水平線にとどく唄
 クウがお母さんから離れて寝るのは二度目です。
 シャロンと出会う前の日の夜。そして今日です。
 昨日まで、ひとりではこわいと思っていたクウですが、お母さんが言っていた人間より、こわい生き物は島にはいないと知っていました。
 島にいる動物のなかでは優竜が一番、体が大きな生き物なのです。
 それなので、体を休めるような場所を見つけると、クウはそこに寝転がりました。

 ――お母さんなんて大嫌いだ。シャロンは僕の友だちなのに。
 首に巻かれた赤い布から花の香りがします。その香りを嗅ぐと安心できるということにクウは気づきました。
 水平線を見ると、シャロンの歌声が聞こえてくるような気がします。
 その時です。何かが近づいてくるような音が聞こえてクウは身構えました。
 誰なのかと思っていると、先程まで怒っていたお父さんが姿を見せました。

「クウ、家に帰ろう。
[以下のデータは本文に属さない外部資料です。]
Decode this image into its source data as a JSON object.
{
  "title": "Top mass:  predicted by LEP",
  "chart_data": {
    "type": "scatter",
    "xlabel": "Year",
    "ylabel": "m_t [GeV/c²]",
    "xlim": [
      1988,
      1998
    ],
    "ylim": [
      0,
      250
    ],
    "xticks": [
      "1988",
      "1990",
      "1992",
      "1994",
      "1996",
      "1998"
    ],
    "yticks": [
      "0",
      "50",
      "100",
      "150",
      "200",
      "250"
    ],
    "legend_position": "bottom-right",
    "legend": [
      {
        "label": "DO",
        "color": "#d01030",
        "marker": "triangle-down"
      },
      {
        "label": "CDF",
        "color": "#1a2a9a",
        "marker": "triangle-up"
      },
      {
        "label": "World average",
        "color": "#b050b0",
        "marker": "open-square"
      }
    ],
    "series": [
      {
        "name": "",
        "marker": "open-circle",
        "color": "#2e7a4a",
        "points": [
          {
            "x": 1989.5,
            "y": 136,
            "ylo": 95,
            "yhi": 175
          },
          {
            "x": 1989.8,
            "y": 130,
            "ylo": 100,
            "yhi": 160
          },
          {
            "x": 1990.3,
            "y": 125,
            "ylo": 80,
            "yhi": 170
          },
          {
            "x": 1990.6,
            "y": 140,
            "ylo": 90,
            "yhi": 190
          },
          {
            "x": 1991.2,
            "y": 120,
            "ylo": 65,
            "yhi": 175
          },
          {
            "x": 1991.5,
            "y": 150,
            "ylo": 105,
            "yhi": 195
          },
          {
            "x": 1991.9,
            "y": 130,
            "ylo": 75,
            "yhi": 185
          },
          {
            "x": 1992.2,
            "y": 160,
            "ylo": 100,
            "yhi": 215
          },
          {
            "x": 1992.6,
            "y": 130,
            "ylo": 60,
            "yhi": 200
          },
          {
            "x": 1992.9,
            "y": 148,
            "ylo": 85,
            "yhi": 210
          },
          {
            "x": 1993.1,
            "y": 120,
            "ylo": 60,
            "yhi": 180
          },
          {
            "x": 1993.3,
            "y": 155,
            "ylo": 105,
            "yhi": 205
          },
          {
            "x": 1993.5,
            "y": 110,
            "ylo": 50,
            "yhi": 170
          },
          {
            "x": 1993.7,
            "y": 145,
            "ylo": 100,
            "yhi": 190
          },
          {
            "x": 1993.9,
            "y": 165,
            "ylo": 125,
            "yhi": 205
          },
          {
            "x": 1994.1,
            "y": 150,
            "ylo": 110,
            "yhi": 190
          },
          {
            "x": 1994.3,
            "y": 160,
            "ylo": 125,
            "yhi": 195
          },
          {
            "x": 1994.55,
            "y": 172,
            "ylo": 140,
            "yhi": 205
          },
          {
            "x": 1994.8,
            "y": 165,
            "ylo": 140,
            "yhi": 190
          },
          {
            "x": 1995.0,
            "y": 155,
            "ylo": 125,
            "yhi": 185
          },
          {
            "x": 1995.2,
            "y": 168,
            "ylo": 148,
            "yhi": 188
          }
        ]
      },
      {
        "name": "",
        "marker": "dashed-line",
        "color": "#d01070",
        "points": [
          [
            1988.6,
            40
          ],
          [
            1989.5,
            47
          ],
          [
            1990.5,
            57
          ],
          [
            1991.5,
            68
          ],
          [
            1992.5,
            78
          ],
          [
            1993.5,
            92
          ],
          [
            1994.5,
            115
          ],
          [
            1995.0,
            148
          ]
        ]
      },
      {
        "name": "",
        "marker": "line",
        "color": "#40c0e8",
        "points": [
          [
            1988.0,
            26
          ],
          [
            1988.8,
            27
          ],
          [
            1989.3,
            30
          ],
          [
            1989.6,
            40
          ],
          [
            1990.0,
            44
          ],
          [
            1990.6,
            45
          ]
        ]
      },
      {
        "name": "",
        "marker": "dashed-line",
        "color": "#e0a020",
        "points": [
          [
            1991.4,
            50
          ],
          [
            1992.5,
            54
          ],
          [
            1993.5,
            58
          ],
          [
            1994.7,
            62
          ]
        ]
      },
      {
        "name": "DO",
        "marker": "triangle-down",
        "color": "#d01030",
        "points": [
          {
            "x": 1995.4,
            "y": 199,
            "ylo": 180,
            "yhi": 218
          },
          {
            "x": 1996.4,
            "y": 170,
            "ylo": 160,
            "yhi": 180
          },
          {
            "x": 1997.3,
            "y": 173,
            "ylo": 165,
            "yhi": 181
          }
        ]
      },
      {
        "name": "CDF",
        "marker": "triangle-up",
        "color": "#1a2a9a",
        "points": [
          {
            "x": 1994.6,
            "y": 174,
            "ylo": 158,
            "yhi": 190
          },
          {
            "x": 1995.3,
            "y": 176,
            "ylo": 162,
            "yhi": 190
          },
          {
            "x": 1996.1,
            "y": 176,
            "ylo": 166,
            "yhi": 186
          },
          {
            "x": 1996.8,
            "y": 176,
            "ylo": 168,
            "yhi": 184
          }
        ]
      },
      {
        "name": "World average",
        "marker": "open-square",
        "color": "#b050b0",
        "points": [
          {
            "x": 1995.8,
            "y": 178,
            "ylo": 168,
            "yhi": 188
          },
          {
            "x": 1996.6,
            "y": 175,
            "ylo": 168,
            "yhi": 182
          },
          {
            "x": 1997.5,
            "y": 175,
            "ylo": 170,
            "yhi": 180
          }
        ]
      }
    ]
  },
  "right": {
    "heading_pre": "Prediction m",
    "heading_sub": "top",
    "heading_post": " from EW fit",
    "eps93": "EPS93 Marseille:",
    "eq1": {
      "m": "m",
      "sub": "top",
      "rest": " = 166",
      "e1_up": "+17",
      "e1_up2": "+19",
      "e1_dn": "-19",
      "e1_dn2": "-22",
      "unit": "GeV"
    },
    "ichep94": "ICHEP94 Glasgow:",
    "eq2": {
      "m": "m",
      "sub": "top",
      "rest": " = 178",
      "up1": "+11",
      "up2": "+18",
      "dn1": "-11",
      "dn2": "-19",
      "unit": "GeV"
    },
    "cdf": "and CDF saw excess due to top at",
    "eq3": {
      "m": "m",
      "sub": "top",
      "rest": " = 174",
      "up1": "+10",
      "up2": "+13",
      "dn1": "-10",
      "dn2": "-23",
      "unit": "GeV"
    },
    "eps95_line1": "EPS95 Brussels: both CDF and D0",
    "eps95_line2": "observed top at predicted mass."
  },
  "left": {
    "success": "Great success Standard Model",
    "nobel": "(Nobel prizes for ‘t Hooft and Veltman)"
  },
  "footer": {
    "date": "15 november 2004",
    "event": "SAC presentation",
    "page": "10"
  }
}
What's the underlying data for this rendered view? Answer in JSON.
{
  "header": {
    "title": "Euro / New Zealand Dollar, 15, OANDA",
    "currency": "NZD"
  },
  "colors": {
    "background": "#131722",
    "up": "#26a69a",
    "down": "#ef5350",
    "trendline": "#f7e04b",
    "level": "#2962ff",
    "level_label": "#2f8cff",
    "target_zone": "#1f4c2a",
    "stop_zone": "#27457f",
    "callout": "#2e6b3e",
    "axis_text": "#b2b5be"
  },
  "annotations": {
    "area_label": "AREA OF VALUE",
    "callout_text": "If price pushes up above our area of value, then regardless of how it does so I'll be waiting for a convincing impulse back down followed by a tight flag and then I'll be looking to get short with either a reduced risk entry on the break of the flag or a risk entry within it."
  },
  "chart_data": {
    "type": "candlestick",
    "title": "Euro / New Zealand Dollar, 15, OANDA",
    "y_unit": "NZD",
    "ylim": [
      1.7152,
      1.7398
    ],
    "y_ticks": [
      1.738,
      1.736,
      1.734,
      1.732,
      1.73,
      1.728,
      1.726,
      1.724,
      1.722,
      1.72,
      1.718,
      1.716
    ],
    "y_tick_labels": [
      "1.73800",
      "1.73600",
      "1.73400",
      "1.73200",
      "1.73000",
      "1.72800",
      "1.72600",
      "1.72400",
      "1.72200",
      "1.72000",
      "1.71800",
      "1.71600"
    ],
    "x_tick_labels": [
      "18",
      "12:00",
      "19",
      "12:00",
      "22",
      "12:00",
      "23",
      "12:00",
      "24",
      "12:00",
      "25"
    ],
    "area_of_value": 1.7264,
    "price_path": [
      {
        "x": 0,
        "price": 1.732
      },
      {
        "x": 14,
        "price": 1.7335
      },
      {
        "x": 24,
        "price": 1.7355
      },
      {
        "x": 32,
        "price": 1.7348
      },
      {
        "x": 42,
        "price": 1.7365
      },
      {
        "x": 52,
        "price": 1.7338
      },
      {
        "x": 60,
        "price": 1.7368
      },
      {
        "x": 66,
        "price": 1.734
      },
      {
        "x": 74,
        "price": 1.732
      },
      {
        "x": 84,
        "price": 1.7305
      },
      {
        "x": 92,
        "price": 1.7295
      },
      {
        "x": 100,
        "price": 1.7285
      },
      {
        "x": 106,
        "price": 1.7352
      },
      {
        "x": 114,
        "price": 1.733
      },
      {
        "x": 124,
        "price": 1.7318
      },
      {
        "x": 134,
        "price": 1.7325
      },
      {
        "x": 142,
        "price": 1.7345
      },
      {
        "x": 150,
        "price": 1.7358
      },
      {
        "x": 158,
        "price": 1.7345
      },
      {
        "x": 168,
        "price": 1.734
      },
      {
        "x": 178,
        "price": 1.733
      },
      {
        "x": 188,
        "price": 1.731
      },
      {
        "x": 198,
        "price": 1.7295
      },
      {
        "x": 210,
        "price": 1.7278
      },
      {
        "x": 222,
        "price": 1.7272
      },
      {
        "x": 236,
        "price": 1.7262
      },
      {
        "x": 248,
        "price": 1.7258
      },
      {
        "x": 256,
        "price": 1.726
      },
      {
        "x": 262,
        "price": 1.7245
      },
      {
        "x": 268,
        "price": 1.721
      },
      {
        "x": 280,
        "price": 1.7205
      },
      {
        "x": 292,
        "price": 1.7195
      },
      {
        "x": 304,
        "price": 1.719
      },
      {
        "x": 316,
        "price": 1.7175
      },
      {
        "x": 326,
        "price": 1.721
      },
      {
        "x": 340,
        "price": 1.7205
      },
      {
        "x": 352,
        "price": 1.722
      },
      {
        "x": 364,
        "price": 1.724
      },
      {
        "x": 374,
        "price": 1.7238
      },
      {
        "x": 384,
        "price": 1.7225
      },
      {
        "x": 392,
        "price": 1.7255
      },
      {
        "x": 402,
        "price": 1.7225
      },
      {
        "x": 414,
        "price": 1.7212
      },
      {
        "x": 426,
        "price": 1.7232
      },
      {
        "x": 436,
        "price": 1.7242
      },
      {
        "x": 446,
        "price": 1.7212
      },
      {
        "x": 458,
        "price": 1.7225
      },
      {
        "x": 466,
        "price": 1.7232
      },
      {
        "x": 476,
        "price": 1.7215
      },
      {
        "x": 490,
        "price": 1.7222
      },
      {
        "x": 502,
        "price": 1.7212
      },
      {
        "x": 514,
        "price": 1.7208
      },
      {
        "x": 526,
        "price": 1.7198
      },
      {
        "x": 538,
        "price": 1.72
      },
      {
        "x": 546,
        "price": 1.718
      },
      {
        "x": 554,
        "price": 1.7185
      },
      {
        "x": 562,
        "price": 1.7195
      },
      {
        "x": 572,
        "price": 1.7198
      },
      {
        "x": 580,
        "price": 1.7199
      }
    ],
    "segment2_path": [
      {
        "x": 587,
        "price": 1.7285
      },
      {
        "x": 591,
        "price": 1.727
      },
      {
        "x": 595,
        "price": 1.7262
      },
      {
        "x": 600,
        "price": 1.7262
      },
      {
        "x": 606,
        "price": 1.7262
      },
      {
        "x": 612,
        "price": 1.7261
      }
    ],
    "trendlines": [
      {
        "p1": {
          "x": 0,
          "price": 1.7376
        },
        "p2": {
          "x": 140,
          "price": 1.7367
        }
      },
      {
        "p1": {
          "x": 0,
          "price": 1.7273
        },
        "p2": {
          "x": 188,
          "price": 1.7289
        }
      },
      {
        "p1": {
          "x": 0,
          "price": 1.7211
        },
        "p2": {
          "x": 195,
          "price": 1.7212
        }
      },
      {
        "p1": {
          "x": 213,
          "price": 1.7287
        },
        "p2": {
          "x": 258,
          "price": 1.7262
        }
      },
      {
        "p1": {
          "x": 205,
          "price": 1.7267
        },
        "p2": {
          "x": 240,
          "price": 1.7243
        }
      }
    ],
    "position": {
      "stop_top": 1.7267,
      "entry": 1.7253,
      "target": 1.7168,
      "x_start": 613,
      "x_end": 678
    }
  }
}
お母さんが心配しているよ」
 お父さんの話を聞いて、クウは首を横に振ります。
「うそだ。怒っていたもん!」
 お母さんが心配しているかもしれない。クウは、それを知っています。
 けれど、シャロンのことを悪く言われて、お母さんを許せないでいました。

「クウ、お母さんの言ったことは間違いじゃないよ。そして、クウが言ったことも間違いではないのだろう。だから、どちらかが間違えているわけではないんだよ」
 お父さんの言ったことが難しくて、クウは首を傾げました。
「僕もお母さんも悪くないってこと?」
 クウが聞くとお父さんは優しい声で「そうだよ」と言います。
 そして、話をはじめました。

「シャロンという子は、あの島のお姫さまなんだよ。わたしたち優竜を助けてくれた王様の子どもなんだ」
 それを聞いたクウは嬉しくなりました。
「シャロンはいい子なの? 悪い人間とは違うの?」
 お父さんはまた優しい声で「そうだよ」と答えます。
 そして、お父さんは遠くを見つめながら更に話を続けたのです。